Due to the inconvenience of having elapsed operation, the RMCNN w/o elapsed operation (EO) was proposed, which yields the same pattern recognition rates and simpler circuit structure as compared with RMCNN with EO. It requires no additional elapsed period to get the feature enhanced ratio weights. Indeed, the ratio weights are generated directly after pattern learning. Moreover, RMCNN can have longer template-weight storage time or equivalently pattern recognition time which is one of the advantages of RM. Due to the feature enhancement effect of the RM, which well separates the learned weights and decreases the insignificant weights to zero, more patterns can be stored and recognized in the RMCNN as compared to the CNN associative memory without RM.

The equation used to distinguish which ratio weights increase and which ratio weights

decrease can be written as [24]

$$I_{Mss}(t) = \frac{\sum_{j=1}^{n} I_{aw(j)}(t)}{n}$$
 Eq (1.11)

where  $I_{Mss}(t)$  is the mean of absolute memory current and  $I_{aw(j)}(t)$  is the jth absolute memory current. If  $I_{aw(j)}(t)$  is larger than  $I_{Mss}(t)$ , ratio memory current increase gradually. Otherwise the ratio weights decrease. So the increasing and decreasing ratio weights are detected. After the comparing operation, the increasing weights are set an appropriate value (1,1/2,1/3 or 1/4) and the decreasing weights are set zero directly This equation is used to determine the final ratio weights directly rather than elapsed operation. The new Hebbian learning algorithm can be written as blow:

Step 1: find the absolute weights template A  $S_{ij}(p)$  after p patterns are learned

$$S_{ij}(p) = \begin{bmatrix} 0 & ss_{ij(i-1)j}(p) & 0 \\ ss_{iji(j-1)}(p) & 0 & ss_{iji(j+1)}(p) \\ 0 & ss_{ij(i+1)j}(p) & 0 \end{bmatrix}$$

$$ss_{ijkl}(p+1) = ss_{ijkl}(p) + u_{ij}^{p+1}u_{kl}^{p+1}$$

$$(k,l)$$
 can be  $(i+1,j)$  or  $(i,j+1)$  or  $(i-1,j)$  or  $(i,j-1)$ 

Step 2: find the absolute mean of the absolute weights in a template

$$M_{ss} = mean(\sum |ss_{ijkl}|)$$

Step 3: generate the ratio weights

$$\begin{cases} a_{ijkl} = \frac{1}{PN_{Nr(i,j)}} & \text{if } ss_{ijkl} > Mss \\ a_{ijkl} = 0 & \text{if } ss_{ijkl} < Mss \end{cases}$$

Where  $u_{ij}^{p+1}$  and  $u_{kl}^{p+1}$  are the input of cell(i,j) and cell(k,l) respectively. The  $PN_{Nr(i,j)}$  is

number of preserved weights in  $N_r(i,j)$  and r=1.

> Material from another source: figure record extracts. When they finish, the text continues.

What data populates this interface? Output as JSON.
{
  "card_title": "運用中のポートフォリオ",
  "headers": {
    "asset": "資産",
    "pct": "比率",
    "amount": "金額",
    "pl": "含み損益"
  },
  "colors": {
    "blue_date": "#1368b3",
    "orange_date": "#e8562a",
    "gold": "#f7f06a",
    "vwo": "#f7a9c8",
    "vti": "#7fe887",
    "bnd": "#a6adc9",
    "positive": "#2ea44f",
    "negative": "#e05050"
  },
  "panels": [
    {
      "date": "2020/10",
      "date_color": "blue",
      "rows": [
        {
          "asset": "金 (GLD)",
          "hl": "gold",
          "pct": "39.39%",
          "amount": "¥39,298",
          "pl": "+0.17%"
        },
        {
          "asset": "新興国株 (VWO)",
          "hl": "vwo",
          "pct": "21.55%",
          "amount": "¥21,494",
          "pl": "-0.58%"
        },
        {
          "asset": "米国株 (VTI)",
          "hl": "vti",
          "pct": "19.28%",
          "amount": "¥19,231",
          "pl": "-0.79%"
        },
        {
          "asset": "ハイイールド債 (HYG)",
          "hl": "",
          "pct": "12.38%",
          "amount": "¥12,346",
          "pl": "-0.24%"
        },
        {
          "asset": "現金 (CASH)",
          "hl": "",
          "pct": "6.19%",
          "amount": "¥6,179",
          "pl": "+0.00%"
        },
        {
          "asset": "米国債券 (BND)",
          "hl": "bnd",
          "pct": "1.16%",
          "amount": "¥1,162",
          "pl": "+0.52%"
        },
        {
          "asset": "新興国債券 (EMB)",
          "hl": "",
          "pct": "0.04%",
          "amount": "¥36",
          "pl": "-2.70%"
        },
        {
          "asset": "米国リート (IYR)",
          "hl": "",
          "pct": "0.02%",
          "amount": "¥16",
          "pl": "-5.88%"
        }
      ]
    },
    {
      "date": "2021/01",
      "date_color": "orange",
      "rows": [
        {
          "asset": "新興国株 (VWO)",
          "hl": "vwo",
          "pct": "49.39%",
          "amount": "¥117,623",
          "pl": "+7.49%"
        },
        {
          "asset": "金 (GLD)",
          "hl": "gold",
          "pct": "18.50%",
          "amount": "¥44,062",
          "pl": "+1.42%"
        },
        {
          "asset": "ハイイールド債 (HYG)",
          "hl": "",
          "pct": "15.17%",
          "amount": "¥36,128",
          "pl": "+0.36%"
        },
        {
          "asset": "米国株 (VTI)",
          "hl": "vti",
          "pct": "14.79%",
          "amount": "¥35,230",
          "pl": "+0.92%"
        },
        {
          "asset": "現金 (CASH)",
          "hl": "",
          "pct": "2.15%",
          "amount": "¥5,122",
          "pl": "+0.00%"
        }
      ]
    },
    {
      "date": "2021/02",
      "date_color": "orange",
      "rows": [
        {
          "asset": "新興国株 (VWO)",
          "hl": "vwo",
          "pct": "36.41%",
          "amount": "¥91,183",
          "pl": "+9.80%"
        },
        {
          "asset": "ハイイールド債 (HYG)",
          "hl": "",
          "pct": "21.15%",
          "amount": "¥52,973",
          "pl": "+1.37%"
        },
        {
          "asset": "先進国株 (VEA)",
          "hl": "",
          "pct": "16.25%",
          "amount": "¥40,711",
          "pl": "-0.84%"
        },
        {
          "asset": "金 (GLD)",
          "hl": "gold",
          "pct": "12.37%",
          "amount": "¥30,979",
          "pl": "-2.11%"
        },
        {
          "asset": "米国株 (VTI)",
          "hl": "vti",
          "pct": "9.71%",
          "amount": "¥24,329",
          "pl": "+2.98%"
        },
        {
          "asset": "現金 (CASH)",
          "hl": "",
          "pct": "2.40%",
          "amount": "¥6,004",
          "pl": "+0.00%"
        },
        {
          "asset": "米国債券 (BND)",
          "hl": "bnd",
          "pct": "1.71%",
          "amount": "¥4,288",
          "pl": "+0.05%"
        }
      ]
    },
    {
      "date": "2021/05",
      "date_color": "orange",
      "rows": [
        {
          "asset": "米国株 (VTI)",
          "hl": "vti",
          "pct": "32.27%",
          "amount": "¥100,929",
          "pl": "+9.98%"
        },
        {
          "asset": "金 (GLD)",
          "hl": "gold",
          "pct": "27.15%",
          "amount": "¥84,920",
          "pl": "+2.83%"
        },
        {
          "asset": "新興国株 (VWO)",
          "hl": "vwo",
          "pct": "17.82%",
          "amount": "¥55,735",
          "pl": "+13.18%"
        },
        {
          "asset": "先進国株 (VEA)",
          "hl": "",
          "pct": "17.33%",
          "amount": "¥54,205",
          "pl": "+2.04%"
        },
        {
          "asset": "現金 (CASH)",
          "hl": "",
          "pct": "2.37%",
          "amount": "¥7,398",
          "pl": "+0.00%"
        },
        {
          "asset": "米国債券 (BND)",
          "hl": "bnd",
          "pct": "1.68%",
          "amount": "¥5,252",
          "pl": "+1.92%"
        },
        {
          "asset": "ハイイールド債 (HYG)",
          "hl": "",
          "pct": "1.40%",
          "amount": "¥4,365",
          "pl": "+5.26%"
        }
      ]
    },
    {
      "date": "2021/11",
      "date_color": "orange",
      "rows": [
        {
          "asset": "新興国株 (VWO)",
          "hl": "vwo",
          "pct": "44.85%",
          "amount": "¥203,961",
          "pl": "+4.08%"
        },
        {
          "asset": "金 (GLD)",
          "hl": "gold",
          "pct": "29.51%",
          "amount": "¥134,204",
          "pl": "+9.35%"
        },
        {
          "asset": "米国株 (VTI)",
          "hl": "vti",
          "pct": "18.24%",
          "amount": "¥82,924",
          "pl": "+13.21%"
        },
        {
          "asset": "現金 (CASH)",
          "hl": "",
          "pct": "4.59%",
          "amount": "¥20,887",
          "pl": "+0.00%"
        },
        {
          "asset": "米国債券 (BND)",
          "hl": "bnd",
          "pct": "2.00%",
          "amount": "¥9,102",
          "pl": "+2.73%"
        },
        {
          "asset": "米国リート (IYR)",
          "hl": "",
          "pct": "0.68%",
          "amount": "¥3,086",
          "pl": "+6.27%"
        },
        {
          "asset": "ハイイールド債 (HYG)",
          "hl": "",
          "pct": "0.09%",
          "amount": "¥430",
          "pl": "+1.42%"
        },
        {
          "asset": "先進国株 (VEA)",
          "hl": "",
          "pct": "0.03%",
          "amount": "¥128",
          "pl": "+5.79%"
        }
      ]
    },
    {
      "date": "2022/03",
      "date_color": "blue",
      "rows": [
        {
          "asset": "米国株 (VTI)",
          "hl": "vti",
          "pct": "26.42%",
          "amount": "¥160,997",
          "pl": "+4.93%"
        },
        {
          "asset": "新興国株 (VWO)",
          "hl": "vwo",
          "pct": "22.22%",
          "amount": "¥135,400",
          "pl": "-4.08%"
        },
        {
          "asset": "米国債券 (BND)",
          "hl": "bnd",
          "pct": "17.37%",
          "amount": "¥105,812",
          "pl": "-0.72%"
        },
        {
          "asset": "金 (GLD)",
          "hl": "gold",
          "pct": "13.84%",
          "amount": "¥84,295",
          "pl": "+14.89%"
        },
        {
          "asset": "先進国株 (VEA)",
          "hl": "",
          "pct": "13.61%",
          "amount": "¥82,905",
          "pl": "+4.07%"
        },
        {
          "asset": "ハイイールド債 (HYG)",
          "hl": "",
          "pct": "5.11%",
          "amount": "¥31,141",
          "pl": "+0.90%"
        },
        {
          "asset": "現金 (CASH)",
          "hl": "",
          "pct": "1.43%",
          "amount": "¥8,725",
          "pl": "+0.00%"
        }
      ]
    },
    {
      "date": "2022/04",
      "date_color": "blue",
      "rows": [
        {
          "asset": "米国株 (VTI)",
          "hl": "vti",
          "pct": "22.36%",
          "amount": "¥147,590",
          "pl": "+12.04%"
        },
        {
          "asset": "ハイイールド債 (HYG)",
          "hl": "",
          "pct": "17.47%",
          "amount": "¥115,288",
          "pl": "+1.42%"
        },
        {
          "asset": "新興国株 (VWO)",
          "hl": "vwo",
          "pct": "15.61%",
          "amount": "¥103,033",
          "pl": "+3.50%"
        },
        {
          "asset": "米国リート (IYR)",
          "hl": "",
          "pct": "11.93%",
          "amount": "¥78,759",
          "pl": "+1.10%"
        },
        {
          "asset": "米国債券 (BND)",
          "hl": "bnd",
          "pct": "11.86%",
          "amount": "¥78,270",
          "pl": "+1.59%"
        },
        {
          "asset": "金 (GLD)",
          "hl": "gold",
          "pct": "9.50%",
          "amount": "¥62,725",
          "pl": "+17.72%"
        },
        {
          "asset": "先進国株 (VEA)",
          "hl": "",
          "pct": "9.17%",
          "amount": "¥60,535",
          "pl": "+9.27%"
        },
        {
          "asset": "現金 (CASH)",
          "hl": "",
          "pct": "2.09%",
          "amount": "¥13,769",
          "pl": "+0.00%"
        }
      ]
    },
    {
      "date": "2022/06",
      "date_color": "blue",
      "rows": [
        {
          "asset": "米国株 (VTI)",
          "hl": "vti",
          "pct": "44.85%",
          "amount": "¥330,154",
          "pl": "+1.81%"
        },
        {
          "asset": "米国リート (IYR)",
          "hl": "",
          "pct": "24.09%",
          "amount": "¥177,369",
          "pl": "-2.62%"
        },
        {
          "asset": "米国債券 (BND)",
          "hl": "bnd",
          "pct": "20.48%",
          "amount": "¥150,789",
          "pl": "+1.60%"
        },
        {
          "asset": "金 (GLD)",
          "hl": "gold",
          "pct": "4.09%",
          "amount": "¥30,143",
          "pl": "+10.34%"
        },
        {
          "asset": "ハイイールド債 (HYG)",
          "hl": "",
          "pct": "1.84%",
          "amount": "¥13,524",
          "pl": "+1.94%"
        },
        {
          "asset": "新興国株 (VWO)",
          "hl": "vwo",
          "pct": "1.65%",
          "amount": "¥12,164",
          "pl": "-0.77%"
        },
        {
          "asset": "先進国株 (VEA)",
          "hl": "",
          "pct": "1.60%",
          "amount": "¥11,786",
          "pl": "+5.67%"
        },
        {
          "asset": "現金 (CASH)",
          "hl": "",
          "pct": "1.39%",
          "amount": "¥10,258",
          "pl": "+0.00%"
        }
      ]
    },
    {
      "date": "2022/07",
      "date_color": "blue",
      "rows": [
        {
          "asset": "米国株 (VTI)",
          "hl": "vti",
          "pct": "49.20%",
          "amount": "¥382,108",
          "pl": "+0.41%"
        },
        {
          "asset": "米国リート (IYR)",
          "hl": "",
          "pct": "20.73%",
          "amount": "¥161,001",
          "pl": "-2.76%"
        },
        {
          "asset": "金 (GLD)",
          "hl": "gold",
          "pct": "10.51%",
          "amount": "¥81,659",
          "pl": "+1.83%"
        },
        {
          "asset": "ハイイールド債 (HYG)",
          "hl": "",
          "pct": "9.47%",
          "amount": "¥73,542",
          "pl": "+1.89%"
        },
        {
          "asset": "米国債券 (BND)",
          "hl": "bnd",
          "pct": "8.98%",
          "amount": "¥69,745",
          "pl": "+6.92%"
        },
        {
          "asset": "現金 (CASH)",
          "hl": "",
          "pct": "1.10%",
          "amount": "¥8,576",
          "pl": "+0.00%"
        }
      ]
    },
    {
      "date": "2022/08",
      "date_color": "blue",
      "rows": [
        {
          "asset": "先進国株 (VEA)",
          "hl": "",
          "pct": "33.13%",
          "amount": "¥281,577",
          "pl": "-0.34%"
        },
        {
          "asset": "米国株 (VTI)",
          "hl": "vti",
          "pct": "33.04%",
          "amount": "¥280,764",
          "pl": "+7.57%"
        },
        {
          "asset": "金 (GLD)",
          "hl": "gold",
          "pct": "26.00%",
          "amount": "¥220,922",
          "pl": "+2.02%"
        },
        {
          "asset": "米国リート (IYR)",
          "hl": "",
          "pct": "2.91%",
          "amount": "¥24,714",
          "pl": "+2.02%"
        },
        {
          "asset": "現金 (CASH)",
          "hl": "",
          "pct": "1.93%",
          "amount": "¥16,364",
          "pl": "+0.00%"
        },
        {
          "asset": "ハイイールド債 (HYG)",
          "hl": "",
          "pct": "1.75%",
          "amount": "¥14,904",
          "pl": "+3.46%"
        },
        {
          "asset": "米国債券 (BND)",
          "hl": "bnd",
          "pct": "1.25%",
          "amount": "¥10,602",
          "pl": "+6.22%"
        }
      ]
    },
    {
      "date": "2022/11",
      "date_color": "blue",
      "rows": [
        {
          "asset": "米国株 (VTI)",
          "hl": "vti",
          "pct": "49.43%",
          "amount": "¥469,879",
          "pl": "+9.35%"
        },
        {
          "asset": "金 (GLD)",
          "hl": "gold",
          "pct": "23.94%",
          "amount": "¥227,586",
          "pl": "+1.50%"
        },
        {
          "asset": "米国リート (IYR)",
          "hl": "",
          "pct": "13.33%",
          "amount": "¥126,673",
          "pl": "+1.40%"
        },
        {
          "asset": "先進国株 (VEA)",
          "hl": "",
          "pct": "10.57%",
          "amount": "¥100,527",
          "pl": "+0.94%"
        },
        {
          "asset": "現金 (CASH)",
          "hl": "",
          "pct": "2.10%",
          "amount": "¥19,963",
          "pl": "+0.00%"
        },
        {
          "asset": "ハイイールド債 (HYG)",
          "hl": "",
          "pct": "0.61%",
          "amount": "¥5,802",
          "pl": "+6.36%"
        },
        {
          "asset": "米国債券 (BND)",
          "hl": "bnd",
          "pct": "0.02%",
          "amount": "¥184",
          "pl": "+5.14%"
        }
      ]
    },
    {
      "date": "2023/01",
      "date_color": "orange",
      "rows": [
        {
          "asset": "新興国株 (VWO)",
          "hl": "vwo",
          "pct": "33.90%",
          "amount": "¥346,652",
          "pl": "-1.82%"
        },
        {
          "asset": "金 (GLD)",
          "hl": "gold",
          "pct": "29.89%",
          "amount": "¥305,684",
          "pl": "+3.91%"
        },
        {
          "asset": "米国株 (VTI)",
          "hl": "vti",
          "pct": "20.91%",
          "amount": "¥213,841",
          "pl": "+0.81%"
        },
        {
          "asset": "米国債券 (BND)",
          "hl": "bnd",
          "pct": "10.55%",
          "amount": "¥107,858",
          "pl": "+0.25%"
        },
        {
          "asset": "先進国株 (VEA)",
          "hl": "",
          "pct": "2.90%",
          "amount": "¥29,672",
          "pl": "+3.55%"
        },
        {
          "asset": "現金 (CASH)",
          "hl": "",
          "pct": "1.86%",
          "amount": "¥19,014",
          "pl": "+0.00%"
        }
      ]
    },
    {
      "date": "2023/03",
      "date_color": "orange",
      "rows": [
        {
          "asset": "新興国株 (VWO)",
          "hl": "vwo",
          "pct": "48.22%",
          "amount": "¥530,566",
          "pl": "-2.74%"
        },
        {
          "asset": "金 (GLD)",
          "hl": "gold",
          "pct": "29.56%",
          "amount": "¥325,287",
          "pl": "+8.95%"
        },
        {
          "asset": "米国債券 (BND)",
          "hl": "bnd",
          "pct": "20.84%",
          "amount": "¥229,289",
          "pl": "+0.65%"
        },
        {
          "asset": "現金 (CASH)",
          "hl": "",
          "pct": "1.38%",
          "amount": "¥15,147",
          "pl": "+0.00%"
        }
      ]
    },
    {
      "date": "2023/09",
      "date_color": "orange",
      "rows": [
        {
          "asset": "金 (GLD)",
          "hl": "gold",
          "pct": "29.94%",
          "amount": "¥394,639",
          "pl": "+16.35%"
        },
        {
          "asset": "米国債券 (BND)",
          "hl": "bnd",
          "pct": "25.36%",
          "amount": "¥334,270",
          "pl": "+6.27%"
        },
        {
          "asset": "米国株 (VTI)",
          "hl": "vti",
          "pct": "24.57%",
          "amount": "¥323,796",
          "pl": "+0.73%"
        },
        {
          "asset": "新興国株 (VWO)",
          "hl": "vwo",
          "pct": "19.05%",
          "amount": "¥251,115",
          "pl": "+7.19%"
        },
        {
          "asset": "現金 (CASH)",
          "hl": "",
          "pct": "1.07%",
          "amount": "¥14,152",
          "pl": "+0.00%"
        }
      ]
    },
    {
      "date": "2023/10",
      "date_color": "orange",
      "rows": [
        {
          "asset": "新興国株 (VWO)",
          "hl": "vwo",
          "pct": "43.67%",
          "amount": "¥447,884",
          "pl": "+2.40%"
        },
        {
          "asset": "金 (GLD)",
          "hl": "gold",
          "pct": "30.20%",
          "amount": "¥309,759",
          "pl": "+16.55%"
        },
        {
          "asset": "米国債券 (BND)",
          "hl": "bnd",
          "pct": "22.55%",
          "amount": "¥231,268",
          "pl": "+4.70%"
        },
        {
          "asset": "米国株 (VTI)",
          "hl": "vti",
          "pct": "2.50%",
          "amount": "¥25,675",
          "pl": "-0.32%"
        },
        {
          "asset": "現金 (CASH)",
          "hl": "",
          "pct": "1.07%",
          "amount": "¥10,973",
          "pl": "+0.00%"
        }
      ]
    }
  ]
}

The measurement results from RMCNN w/o EO was as following. Three Chinese characters were learned: —, —, and — (they are one, two, and four, respectively). Unfortunately, the pattern '—' failed to be recognized and recovered. Further investigation into the cause of this imperfection showed that a small current influences the absolute weights on the capacitor *Cw* during the pattern transferring period, which would lead to wrong absolute weights and, thus, wrong ratio weights were generated and stored. Therefore, the newly proposed ARMCNN chip has corrected this mistake. In addition, the die area of the previous work RMCNN chip was considerable large (4.56mm x 3.90mm), which might suffer from the impact of process variation more significantly. Therefore, the chip area reduction and optimization is necessary.

#### 1.3 Research Motivation and Thesis Organization

To improve the image pattern recognition rates of RMCNN, the autonomous Ratio-Memory Cellular Nonlinear Network (ARMCNN) [27] is proposed and analyzed. In the ARMCNN, the input currents of the noisy input patterns are used to pre-charge the capacitors of neurons ( $C_{ij}$ ) to produce the initial cell state voltages at the beginning of the recognition process. After pre-charging, all the input currents are removed from the neurons. Since no B-template is used and the neuron capacitors store the initial state voltages, the proposed RMCNN is called autonomous RMCNN (ARMCNN). The ARMCNN inherits the features of RMCNN such as, feature enhancement effect and no elapsed operation (ratio weights are generated directly after pattern learned). The mathematical analysis and simulations are performed for both ARMCNN and RMCNN. It is shown that the ARMCNN has a higher recognition rate, and more number of learned and recognized patterns.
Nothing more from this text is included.